Nach 17 Jahren und dem Zusammenschluss von Gartenbau- und Tiefbauamt wurde er jedoch versetzt, leitete fortan das Verkehrs- und später auch das Ordnungsamt. Freuen konnte er sich wenig. „Anstatt Dinge umzugestalten und auch mal ein Lob zu bekommen, kriegt man im Ordnungsamt immer nur die Dinge auf den Tisch, die nicht funktionieren.“ Wenn Hunde zu laut bellten oder sonstige Nachbarschaftsstreitigkeiten an ihn herangetragen wurden, versuchte er immer, die Behörde weitgehend außen vor zu lassen. Gestalten konnte Rüb aber auch im Ordnungsamt, etwa hinsichtlich der Sicherheitskonzepte für Kirschfest, Weinmeile und andere Höhepunkte. „So was gab es zunächst einmal nicht. Bei der Bombendrohung zum Kirschfestfreitag 2017 hat man dann aber gesehen, dass solche Konzepte wichtig sein können und auch funktionieren.“
Für neue Aufgaben immer aufgeschlossen
Dass er seine Arbeit - auch wenn nun nicht mehr die eigentlich gewünschte - ernst nahm, brachte ihm zur Verabschiedung großes Lob von Oberbürgermeister Bernward Küper ein. „Was ich an Herrn Rüb besonders geschätzt habe, ist, dass er für neue Aufgaben in der Verwaltung immer aufgeschlossen war und der Mensch für ihn im Mittelpunkt stand“, sagte das Stadtoberhaupt.

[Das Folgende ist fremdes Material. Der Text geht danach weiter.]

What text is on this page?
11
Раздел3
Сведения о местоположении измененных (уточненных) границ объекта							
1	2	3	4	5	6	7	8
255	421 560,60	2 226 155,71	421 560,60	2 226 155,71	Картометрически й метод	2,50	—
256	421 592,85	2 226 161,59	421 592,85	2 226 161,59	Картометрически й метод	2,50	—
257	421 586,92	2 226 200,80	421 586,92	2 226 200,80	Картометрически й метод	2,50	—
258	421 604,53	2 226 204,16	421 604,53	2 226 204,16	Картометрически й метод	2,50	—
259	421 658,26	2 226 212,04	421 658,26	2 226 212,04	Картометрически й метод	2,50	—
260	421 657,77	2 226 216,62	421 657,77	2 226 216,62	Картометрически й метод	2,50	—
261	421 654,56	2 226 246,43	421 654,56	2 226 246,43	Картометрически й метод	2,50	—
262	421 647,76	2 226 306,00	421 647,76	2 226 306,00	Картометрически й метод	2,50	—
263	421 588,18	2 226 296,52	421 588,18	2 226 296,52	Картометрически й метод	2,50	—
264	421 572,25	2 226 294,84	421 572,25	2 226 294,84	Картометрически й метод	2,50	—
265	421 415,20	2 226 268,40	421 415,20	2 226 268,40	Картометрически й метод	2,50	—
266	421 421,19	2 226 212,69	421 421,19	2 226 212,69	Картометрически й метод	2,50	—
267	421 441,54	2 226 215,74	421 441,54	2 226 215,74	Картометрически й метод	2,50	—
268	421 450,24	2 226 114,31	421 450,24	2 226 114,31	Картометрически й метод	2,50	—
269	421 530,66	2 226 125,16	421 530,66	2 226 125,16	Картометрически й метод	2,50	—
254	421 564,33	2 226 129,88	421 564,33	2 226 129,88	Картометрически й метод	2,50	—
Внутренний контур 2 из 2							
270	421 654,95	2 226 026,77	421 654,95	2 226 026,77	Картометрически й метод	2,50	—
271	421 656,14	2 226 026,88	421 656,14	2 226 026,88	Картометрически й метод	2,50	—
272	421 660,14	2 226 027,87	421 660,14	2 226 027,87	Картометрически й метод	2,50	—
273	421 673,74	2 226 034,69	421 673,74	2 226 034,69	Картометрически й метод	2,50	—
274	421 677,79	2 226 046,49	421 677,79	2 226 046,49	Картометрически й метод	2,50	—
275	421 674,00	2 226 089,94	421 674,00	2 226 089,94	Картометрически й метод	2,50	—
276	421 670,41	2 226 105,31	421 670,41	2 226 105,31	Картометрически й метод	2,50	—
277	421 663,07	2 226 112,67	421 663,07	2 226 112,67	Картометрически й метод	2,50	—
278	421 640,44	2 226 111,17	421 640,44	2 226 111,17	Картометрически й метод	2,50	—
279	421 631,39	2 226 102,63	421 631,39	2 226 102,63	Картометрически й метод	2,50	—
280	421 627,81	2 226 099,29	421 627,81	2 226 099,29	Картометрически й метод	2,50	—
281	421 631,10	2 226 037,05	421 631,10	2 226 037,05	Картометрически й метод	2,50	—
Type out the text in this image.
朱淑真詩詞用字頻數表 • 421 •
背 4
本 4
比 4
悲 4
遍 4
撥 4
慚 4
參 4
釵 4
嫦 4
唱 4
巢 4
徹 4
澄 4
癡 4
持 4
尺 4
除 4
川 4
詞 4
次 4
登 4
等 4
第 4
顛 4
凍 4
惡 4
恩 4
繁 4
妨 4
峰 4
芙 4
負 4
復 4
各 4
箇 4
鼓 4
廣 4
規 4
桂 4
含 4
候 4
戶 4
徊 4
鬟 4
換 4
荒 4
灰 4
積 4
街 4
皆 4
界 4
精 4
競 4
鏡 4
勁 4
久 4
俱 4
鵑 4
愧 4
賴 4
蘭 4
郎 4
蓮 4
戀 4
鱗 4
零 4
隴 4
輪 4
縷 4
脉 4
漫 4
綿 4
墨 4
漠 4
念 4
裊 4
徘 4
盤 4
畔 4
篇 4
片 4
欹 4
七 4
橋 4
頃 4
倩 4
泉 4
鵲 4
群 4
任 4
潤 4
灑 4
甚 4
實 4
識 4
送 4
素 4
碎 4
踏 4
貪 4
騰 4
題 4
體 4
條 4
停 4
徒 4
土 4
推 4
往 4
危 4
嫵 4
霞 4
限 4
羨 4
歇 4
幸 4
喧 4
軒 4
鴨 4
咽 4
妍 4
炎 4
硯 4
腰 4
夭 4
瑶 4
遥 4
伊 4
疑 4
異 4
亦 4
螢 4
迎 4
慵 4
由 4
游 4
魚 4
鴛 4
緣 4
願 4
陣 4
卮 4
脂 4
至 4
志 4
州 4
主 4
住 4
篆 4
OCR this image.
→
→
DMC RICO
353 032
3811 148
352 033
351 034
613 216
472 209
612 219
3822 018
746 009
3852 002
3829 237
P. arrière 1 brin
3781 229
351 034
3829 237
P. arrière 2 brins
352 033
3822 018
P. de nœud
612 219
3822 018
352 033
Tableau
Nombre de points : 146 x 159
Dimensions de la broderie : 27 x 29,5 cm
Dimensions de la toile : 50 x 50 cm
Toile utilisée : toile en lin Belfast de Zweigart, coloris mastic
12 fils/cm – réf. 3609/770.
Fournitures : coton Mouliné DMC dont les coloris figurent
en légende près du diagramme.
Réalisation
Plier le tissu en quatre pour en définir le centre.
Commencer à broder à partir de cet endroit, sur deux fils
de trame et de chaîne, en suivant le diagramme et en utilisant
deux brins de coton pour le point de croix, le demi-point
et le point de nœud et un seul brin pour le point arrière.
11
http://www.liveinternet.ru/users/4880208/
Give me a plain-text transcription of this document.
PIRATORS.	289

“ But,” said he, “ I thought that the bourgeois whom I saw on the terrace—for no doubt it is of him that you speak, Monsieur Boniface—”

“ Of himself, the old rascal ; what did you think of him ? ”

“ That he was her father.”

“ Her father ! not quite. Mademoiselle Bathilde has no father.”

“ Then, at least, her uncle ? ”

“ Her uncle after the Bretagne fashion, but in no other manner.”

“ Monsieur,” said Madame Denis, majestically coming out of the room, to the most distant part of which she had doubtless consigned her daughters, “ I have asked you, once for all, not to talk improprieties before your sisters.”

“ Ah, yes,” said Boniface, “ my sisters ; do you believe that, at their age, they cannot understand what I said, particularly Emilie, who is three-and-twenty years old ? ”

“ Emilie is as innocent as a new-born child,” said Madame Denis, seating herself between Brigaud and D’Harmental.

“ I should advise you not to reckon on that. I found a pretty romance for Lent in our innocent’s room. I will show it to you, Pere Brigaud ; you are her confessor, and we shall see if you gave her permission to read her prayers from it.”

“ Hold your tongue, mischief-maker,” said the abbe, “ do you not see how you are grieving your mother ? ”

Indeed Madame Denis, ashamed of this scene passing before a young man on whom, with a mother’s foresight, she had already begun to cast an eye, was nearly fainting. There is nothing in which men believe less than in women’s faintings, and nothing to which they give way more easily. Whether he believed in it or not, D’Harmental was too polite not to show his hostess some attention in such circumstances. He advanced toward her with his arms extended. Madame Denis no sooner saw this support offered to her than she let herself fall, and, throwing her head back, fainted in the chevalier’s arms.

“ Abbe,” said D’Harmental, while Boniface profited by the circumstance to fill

Doch auch im Ruhestand wird Andreas Rüb, der zwei erwachsene Kinder aus erster Ehe hat, den Kontakt zur Verwaltung nicht verlieren und durch seine Ehefrau Steffi Spindler, die im Schulamt tätig ist, auf dem neuesten Stand bleiben. Auch wenn er nicht mehr Teil der Verwaltung ist, so bleibt er wohl immer ein Fan der Domstadt. „Wenn man sich so umschaut, kann man schon glücklich sein, was alles passiert ist. Da sind nicht alle Städte der Umgebung so weit gekommen“, sagt er und verweist auch auf die erfolgreichen Dorferneuerungsprogramme etwa in Flemmingen und Großjena.
Reisen und Musik sind Leidenschaften
Die freigewordene Zeit wird Rüb nun in seine Hobbys stecken. Ein großer Freund von klassischer Musik ist er, auf CD oder sogar noch Vinylplatte. „Die Musik einfach nur vom Laptop abzuspielen ist mir nichts, da würde mir einfach was fehlen“, sagt der 65-Jährige. Auch das Reisen ist eine Leidenschaft. Im April geht es nach Peru und dort auch in die beeindruckende Ruinenstadt Machu Picchu.
Vor allem aber wird der frisch gebackene Rentner nun mit noch mehr Zeit und Eifer seinen liebgewonnenen Weinberg hegen und pflegen. „Im Frühjahr 1991 sagte mir Andreas Legall vom städtischen Friedhof, dass der Wein auf dem Klingerberg vergammelt, wenn er nicht bald verschnitten wird.“ Rüb kümmerte sich und bewirtschaftet nun seit vielen Jahren die rund 1.000 Stöcke Gutedel auf der unteren Terrasse. Die Trauben bringt er zu Winzer Klaus Böhme, der daraus die edlen Tropfen zaubert.